At Lyft, we care deeply about delivering the best transportation experience for both drivers & passengers. The Networking team is responsible for all the network traffic to make the best ride possible, from our mobile app to our internal microservice architecture. This means providing the most reliable network seamlessly so that our engineers can build platforms that scale. This also means providing tooling to either make the network easy to understand or abstract the network completely.
As a Reliability Software Engineer embedded in the Networking team, you will build creative engineering solutions to operational problems.

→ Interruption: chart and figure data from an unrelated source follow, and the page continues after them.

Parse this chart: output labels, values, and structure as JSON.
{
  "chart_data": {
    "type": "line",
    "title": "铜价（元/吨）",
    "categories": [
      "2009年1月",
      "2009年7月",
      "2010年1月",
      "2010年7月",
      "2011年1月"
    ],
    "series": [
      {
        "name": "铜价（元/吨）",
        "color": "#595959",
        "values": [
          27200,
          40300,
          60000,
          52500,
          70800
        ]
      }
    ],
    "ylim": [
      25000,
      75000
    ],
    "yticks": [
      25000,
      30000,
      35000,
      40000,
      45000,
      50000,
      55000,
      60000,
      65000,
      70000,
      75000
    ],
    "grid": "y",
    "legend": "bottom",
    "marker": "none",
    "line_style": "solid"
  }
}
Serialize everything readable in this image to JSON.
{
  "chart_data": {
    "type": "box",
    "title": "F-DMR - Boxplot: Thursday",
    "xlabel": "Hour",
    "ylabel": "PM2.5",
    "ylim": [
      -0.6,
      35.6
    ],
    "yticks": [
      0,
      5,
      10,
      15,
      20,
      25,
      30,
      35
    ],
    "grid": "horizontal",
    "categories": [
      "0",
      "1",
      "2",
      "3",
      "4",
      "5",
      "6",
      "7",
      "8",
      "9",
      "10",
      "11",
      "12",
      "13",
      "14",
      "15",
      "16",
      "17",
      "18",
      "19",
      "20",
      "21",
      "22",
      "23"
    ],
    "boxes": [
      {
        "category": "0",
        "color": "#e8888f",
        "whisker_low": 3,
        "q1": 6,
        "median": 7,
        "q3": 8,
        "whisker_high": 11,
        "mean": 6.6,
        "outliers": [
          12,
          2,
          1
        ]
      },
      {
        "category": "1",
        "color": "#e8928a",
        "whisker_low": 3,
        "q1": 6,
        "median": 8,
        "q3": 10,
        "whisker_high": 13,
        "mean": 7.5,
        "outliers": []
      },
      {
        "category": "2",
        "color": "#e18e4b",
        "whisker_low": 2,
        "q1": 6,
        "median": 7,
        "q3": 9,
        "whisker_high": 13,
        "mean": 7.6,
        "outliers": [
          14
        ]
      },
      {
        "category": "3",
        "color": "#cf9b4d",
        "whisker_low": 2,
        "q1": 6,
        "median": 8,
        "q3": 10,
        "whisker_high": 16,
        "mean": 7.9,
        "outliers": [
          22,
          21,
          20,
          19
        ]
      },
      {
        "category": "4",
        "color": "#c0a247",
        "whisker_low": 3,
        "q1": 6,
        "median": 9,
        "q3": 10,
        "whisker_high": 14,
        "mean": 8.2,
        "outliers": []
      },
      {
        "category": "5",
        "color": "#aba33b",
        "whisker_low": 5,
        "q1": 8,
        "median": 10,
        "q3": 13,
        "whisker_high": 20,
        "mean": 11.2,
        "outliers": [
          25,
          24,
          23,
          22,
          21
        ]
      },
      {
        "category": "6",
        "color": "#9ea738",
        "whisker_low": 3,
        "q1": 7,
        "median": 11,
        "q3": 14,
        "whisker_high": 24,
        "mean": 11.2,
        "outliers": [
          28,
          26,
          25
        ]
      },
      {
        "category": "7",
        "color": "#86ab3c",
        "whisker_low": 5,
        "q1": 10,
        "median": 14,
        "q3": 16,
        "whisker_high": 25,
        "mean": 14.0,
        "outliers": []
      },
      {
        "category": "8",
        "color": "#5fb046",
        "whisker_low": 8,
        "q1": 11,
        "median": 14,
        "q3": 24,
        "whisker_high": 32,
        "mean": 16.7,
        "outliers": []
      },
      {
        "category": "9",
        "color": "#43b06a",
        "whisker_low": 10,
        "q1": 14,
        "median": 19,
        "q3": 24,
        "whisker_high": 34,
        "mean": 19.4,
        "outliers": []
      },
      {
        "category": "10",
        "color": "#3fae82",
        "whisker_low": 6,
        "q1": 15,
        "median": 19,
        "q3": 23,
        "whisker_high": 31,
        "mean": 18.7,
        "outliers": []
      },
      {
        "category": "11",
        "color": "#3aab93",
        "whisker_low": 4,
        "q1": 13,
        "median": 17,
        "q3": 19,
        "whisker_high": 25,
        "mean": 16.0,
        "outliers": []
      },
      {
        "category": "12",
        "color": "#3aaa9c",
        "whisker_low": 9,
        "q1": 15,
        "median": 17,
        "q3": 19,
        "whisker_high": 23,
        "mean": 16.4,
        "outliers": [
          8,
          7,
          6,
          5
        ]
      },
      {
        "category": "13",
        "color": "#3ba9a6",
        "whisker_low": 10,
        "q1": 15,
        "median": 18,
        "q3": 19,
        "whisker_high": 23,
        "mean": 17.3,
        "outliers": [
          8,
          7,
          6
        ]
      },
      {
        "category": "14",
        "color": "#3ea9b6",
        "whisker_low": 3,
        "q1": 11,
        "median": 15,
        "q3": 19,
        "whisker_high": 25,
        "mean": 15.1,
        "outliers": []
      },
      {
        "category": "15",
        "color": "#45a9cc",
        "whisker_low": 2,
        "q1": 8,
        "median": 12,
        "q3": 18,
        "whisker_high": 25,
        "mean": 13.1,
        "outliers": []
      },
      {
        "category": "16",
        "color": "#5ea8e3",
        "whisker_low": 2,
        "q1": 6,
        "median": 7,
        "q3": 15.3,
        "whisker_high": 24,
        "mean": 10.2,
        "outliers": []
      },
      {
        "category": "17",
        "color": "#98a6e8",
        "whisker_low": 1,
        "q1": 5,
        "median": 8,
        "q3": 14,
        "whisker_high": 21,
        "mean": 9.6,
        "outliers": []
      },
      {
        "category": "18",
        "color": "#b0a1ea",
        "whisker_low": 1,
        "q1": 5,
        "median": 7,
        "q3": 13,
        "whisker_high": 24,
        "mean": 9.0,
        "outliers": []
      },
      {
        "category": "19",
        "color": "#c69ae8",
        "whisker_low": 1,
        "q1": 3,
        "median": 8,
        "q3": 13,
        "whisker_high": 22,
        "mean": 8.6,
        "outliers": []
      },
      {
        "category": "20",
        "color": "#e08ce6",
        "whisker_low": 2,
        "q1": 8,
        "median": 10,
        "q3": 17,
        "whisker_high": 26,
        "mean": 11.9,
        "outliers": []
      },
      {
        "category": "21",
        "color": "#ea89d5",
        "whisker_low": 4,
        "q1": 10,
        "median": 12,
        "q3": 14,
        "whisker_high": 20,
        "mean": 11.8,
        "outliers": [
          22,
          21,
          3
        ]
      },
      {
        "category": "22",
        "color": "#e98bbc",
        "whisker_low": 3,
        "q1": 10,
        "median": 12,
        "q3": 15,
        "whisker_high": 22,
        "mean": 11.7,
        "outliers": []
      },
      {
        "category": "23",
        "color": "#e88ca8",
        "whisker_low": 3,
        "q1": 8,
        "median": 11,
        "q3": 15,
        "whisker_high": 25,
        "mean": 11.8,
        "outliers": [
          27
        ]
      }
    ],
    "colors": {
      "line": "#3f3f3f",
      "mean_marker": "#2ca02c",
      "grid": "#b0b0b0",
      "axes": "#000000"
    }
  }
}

You will help operate one of the largest Envoy-baed service meshes in the industry. Your job is to eliminate operational burdens through automation. Your job will be dynamic & different day-to-day.
- Build & deploy open-source envoy to the entire fleet & create systems to make that process faster, iterative, & reliable
- Investigate how network configurations are being tuned & figure out how to set it automatically or abstract it away
- Proactively identify potential outages & build systems to triage & fix
- Be first responders to incidents & work with the rest of the team to ensure these incidents never happen again
- Figure out how to automate & reduce the operational burden on the service mesh running on Kubernetes
- Build & foster partnerships throughout the organization with a devotion to exceptional customer experience
- Never settle for the status quo, deliver operational excellence for Networking, Service Mesh & Edge
- Contribute to designing & building configuration, testing & deployment automation frameworks
- Be the first responder to incidents. Help triage, debug & pull engineers to mitigate incidents & make our systems better
Note that these skills are not requirements. Even if you do not fulfill any of these requirements, we encourage you to apply if you are interested in the work or have other relative experience.
- Experience working with and/or operating Envoy/Linkerd/Nginx or any other networking proxy
- Be able to eliminate manual operations with automation & advanced skills in automation tooling
- Experience with monitoring & logging management products such as ELK, Wavefront, SignalFx, CloudWatch, StackDriver, etc.
- Experience debugging complex problems that span over multiple systems & expertise in incident response methodologies, planning, testing, & execution
- Proficiency in high-level programming languages & scripting languages such as Golang & Python
- Strong cloud expertise (AWS, Azure, GCP, OCI)
- Familiarity with any networking discipline, such as load balancers, API gateways, DNS management, HTTP2, GRPC, etc
- Familiarity with container technology such as Docker & Kubernetes
- Hands-on experience implementing & maintaining configuration controls through infrastructure-as-code
- Great medical , dental, & vision insurance options.
- In addition to 11 observed holidays , salaried team members have unlimited paid time off, hourly team members have 15 days paid time off.
- 401(k) plan to help save for your future
- 18 weeks of paid parental leave. Biological, adoptive, & foster parents are all eligible
- Monthly commuter subsidy to cover your transit to work & 20% of all Lyft rides
Lyft is an Equal Employment Opportunity employer that proudly pursues & hires a diverse workforce. Lyft does not make hiring or employment decisions on the basis of race, color, religion or religious belief, ethnic or national origin, nationality, sex, gender, gender-identity, sexual orientation, disability, age, military or veteran status, or any other basis protected by applicable local, state, or federal laws or prohibited by Company policy. Lyft also strives for a healthy & safe workplace & strictly prohibits harassment of any kind. Pursuant to the San Francisco Fair Chance Ordinance & other similar state laws & local ordinances, & its internal policy, Lyft will also consider for employment qualified applicants with arrest & conviction records.